We all know that Sokode has endured a very difficult period. I do not need to recount to you the terrible events of last August and the panful and tense months that followed. Even today, there are elements who want to continue to exploit the divisions and the tensions in Sokode, because it serves their interests. Just a few weeks ago Sokode was again on the verge of violence – though I’m very glad that the community responded with restraint and refused to be provoked.
And this brings us to the fundamental question: When you live in this kind of difficult environment how do you respond?
One way is to give in to the voices calling for violence, to lash out in anger as we saw during riots last year. But what does this approach gain in the end? The famous American human rights leader Martin Luther King wrestled with this issue as well. King led the movement for the rights of African-Americans in the U.S. in the 1960s, and some of his supporters in the movement called for violence to achieve their objectives. King rejected this approach. “In spite of temporary victories, violence never brings permanent peace,” king said.
So, King chose the other path. King’s approach was to embrace non-violent protest as a means of creating social change. Not simply to reject violence but to work actively for peace, and justice, and social cohesion.
Ladies and gentlemen, the project “Youth of Sokode on the Move for Social Cohesion” is based on the same philosophy. It is based on the concept that each member of the community can contribute actively and positively to peace and inclusive development in Sokode.
Last month, our partners at CRS organized a series of workshops for 100 youth of Sokode from different communities. And during these workshops the youth rejected definitively the path of violence and pledged to work together despite their differences for a common cause.
These young people are very ambitious to get to work restoring trust and hope in the community. And to support them, today I am proud to present checks that will fund five connector projects. These connector projects will enable the youth to apply what they learned in these workshops to promote social cohesion.

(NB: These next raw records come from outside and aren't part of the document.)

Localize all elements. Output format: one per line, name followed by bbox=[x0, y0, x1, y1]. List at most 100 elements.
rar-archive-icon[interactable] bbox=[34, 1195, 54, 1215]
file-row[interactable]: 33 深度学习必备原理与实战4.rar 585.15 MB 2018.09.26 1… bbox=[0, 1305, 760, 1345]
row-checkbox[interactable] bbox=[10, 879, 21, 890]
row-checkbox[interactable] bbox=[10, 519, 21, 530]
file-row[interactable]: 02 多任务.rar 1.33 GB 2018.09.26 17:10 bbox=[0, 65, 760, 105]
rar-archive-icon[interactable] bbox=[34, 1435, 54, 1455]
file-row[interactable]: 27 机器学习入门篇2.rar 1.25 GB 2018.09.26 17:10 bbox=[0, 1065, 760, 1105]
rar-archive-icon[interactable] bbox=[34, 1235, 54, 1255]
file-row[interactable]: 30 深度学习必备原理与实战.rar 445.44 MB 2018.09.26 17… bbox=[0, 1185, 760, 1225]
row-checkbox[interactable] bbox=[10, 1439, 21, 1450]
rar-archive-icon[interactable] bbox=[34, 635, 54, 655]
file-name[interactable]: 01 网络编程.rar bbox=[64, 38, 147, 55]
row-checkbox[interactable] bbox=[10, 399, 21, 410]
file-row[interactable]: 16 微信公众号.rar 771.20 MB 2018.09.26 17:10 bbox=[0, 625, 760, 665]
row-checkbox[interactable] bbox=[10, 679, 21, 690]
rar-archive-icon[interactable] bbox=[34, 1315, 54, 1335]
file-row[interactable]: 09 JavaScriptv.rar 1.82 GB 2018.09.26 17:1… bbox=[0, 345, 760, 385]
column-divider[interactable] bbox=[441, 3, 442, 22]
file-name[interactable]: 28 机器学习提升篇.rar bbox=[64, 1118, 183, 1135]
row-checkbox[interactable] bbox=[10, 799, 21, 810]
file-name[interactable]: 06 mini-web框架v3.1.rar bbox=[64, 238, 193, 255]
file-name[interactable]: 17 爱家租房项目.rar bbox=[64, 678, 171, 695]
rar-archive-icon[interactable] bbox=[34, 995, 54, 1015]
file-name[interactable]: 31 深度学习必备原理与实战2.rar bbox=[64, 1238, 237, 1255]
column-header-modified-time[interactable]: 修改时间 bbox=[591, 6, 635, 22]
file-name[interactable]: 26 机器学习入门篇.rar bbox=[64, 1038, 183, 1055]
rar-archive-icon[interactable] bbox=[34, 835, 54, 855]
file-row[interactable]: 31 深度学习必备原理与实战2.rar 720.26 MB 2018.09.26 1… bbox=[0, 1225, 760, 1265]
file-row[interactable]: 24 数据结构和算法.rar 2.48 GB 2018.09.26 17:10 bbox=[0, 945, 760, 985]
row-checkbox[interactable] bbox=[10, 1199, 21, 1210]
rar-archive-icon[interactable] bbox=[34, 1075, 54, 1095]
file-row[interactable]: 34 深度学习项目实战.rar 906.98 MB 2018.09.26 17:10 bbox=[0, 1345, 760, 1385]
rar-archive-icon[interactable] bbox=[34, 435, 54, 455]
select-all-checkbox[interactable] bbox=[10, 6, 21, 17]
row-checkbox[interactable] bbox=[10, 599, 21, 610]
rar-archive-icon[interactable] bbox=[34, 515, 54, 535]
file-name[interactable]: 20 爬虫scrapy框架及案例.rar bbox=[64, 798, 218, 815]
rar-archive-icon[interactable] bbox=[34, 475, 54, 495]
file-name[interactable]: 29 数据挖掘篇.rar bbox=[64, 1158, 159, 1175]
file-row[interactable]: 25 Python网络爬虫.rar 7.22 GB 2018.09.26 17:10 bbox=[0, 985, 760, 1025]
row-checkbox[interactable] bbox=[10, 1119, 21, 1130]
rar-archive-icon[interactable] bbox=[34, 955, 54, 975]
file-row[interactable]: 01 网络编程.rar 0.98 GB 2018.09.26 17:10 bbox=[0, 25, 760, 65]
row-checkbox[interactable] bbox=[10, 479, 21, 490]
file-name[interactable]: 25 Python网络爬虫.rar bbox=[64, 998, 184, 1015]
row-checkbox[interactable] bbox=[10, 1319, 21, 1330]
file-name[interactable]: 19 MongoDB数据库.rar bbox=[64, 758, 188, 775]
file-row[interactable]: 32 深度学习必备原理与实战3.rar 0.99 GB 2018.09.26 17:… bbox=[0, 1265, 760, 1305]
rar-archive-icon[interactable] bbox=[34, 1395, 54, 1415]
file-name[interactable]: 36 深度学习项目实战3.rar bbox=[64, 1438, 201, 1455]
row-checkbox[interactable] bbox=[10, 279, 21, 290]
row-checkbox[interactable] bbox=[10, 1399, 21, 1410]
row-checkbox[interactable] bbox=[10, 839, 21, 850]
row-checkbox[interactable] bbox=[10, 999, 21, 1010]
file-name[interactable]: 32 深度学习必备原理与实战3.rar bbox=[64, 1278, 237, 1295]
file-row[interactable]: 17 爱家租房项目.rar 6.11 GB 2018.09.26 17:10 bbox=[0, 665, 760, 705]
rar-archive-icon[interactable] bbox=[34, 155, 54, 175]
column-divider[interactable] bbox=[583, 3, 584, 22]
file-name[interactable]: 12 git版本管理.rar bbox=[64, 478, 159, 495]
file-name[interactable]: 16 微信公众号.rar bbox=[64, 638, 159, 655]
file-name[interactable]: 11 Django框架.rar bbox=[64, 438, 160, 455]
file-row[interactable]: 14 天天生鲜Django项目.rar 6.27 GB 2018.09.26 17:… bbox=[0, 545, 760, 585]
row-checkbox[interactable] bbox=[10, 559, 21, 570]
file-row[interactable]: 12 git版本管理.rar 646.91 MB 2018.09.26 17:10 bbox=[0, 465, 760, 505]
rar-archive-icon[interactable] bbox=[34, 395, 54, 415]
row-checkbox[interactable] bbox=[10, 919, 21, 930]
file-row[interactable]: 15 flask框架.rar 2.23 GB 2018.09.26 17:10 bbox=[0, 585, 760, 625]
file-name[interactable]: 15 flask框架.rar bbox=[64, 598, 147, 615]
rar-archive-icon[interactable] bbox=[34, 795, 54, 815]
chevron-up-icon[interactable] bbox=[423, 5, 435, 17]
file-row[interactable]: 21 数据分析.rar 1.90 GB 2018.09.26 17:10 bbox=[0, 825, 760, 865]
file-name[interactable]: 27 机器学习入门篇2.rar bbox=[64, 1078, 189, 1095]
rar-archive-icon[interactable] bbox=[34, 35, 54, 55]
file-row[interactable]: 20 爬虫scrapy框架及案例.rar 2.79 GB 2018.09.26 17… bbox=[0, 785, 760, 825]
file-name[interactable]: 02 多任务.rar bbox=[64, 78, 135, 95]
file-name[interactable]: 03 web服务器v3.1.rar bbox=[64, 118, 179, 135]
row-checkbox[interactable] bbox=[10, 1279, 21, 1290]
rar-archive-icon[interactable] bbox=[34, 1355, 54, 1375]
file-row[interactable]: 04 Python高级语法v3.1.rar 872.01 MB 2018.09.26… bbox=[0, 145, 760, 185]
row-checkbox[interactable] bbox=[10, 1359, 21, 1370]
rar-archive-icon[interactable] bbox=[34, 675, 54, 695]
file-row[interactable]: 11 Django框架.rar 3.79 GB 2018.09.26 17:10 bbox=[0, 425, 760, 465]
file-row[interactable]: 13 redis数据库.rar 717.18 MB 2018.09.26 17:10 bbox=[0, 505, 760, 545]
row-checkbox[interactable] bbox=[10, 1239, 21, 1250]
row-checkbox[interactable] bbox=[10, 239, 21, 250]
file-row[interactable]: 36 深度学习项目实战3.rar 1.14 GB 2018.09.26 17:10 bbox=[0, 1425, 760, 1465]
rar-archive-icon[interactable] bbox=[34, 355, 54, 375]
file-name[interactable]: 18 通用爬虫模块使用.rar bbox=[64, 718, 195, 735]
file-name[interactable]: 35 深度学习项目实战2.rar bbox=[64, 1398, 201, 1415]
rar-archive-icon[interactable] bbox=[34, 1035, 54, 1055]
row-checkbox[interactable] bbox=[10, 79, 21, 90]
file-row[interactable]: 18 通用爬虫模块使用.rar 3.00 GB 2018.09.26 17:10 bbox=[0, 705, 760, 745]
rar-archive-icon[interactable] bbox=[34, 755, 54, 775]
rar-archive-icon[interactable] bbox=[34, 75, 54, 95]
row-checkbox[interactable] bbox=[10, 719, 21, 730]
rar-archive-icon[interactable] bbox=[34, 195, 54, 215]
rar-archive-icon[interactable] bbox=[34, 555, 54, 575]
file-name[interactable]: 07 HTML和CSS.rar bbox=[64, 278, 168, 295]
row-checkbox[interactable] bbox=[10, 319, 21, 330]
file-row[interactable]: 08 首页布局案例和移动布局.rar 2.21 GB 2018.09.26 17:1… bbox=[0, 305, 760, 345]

In addition, we know that for people to work together for community development, they need a place to gather and to organize themselves. After the destruction of the headquarters of Social Affairs last year, it has been difficult to find such places. Today, I am honored to announce that the U.S. Embassy has funded the renovation of the animation room within the CLAC. This space will henceforth serve as a community center and a hub for social cohesion.
My dear friends, I know that difficult days remain ahead, but I draw hope and inspiration from the young people who have participated in this program. I pledge that the U.S. embassy will do all it can to support them in their efforts to create a more peaceful and prosperous future for all the people of Sokode.